Techniker bei der Bauaufsicht

Diese Stelle soll durch eine entsprechende Fortbildung eines bereits vorhandenen Mitarbeiters besetzt werden.

Sachbearbeitung im Bauamt

Hierbei handelt es sich um eine Halbtagsstelle, die befristet besetzt werden soll, weil die Stelleninhaberin in Elternzeit ist. „Relativ chancenlos“ sei es, unter diesen Bedingungen jemanden einstellen zu können, sagte der Bürgermeister.

Brandmeister und Rettungssanitäter

Werden laufend gesucht, die Stadt bildet deshalb in diesen Bereichen auch aus.

ASD

Im Allgemeinen Sozialen Dienst (ASD) wurde eine neue Stelle geschaffen, nach dem plötzlichen Tod eines Mitarbeiters ist eine weitere freigeworden. Es gibt Bewerbungen.

Streetworker

Bei der Beratung des Stellenplans wurde eine halbe Stelle für die aufsuchende Jugendarbeit geschaffen. Ausgeschrieben wurde sie bisher noch nicht.

Elektromeister für das Gebäudemanagement

Auch diese Stelle wurde neu geschaffen, der neue Mitarbeiter soll insbesondere die vorgeschriebenen, regelmäßigen Inspektionen der elektrischen Anlagen in den städtischen Immobilien übernehmen, die bisher von Fremdfirmen erledigt werden. Hier arbeitet die Verwaltung noch an der Stellenbeschreibung.

Fördermanagement

Auch das ist eine neue Stelle. Sie soll in Kürze ausgeschrieben werden.

Sachbearbeiter für das Personalwesen

Dazu sind Vorstellungsgespräche bereits terminiert.

Betriebsleitung Burgaufzug

Der bisherige Stelleninhaber hat gekündigt, die Stelle wird neu ausgeschrieben.
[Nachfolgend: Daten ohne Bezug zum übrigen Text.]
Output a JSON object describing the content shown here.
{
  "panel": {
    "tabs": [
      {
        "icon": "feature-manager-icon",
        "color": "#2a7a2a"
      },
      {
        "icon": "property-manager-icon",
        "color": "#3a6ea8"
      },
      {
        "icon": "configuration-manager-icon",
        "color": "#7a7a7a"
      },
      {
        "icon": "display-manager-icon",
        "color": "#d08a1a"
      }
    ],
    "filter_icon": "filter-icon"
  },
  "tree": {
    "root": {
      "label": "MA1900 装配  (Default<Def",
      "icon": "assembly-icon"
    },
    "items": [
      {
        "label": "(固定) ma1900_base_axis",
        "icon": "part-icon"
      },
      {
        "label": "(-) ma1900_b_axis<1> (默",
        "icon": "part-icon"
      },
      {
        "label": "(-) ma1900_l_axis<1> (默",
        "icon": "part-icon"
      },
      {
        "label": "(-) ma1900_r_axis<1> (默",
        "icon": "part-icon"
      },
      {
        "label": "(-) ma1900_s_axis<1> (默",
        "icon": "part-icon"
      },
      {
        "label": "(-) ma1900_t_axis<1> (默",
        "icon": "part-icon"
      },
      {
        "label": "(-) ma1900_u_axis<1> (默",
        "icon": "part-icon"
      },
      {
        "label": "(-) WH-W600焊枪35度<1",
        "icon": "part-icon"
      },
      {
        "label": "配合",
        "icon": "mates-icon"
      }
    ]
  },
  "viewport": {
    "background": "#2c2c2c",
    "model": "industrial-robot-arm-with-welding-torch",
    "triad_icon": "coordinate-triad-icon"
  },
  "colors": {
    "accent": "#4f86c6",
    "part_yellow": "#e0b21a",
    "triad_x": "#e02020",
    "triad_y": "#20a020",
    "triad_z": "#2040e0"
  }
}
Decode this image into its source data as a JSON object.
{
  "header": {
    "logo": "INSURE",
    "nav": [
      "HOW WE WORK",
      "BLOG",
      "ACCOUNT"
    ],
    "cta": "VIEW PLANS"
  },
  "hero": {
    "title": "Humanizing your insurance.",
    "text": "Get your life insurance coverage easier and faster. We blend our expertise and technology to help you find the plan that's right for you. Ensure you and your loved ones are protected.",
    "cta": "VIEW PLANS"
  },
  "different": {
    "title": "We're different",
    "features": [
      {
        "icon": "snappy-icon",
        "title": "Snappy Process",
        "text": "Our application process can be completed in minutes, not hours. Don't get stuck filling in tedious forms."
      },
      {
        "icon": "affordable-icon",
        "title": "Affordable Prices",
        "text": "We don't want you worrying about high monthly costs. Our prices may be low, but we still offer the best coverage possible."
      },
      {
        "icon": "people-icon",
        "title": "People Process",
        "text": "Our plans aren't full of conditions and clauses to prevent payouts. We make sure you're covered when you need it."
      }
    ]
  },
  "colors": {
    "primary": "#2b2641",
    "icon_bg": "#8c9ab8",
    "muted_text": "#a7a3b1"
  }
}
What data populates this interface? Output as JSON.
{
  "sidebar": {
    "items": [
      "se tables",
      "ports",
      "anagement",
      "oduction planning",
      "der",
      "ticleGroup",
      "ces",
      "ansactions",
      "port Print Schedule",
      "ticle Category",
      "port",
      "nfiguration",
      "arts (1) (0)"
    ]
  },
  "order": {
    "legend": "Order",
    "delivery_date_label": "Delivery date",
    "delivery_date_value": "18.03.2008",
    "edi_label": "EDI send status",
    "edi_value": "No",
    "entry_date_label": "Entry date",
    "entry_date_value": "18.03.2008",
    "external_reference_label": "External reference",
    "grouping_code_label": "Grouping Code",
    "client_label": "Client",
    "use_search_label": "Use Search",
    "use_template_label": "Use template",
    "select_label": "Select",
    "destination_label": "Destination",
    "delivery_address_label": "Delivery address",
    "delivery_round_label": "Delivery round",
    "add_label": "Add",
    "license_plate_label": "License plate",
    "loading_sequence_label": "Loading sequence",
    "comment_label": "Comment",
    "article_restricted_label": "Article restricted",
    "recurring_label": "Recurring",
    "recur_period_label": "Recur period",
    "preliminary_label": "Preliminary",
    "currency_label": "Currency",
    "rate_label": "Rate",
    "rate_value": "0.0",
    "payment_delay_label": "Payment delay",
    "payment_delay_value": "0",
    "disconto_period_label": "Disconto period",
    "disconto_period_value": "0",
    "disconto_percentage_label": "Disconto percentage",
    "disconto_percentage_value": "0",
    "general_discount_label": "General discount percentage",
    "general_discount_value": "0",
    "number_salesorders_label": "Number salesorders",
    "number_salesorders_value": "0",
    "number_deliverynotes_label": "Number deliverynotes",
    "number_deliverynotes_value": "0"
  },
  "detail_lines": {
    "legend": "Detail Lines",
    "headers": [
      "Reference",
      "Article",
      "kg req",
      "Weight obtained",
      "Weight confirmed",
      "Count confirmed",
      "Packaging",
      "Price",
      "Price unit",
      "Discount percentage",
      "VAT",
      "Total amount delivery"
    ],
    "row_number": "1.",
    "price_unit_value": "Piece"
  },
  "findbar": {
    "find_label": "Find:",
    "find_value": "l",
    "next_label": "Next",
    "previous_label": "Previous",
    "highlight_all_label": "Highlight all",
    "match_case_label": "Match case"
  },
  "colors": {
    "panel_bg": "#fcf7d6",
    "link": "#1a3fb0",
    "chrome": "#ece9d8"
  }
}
Beruhigend klang das alles nicht – rechne man Urlaube und Krankheitstage dazu, dann fehle im Rathaus ständig etwa ein Fünftel des Personals, sagte Ulrich Biroth von der Sozialen und demokratischen Alternative (SDA).

„Ein guter Arbeitgeber muss eine klare Marschrichtung zeigen. Die lässt sich aber für uns nicht erkennen“, hatte Köster bei der Begründung ihres Antrags moniert. Das wollten Kober und die fürs Personal zuständige Abteilungsleiterin Tanja Jäker so nicht stehen lassen. Sie zählten eine Reihe von Punkten auf, die in ihren Augen für eine gute Mitarbeiterführung sprechen. Dazu gehörten Weiterbildungsangebote, „Führung auf Probe“ und die Möglichkeit, teilweise im Homeoffice zu arbeiten. Es gibt die Möglichkeit des E-Bike-Leasings und eine Willkommensmappe, die von den Auszubildenden der Verwaltung gestaltet wurde und die jeder neue Mitarbeiter erhält. „Kündigt ein Mitarbeiter, so versuchen wir in einem persönlichen Gespräch herauszufinden, was wir tun können, um ihn doch noch zu halten“, schilderte Kober.

Die Arbeit an einem Leitbild sei „aus verschiedenen Gründen“ ins Stocken geraten, werde jetzt aber wieder aufgenommen – die Verwaltung werde dabei von der Unternehmensberatung Kienbaum unterstützt.

Uwe Kober schilderte den Politikern auch, was getan wird, um neue Mitarbeiter zu gewinnen: Die Stadt Altena pflege Kontakte zu Hochschulen und stelle regelmäßig Praktikumsplätze für Absolventen von Verwaltungslehrgängen zur Verfügung. Außerdem bilde sie selbst auch aus, was womöglich verstärkt werden könne, wenn entsprechende Strukturen geschaffen worden seien.

Einerseits seien gerade Stellen „mit besonderer Fachlichkeit“ wie zum Beispiel Techniker besonders schwer zu besetzen, erklärte Bürgermeister Kober. Andererseits spiele womöglich die aktuelle Lage der Stadt Altena in die Karten: „Ein Vorteil ist jetzt die Sicherheit, die die kommunalen Arbeitgeber bieten.“

„Ich glaube, die Verwaltung ist auf einem guten Weg“, kommentierte der CDU-Fraktionsvorsitzende Helmar Roder, sein Mitstreiter Guido Thal erinnerte daran, dass der Rat die angespannte Personalsituation durch die Streichung von immer mehr Stellen mitverursacht hat.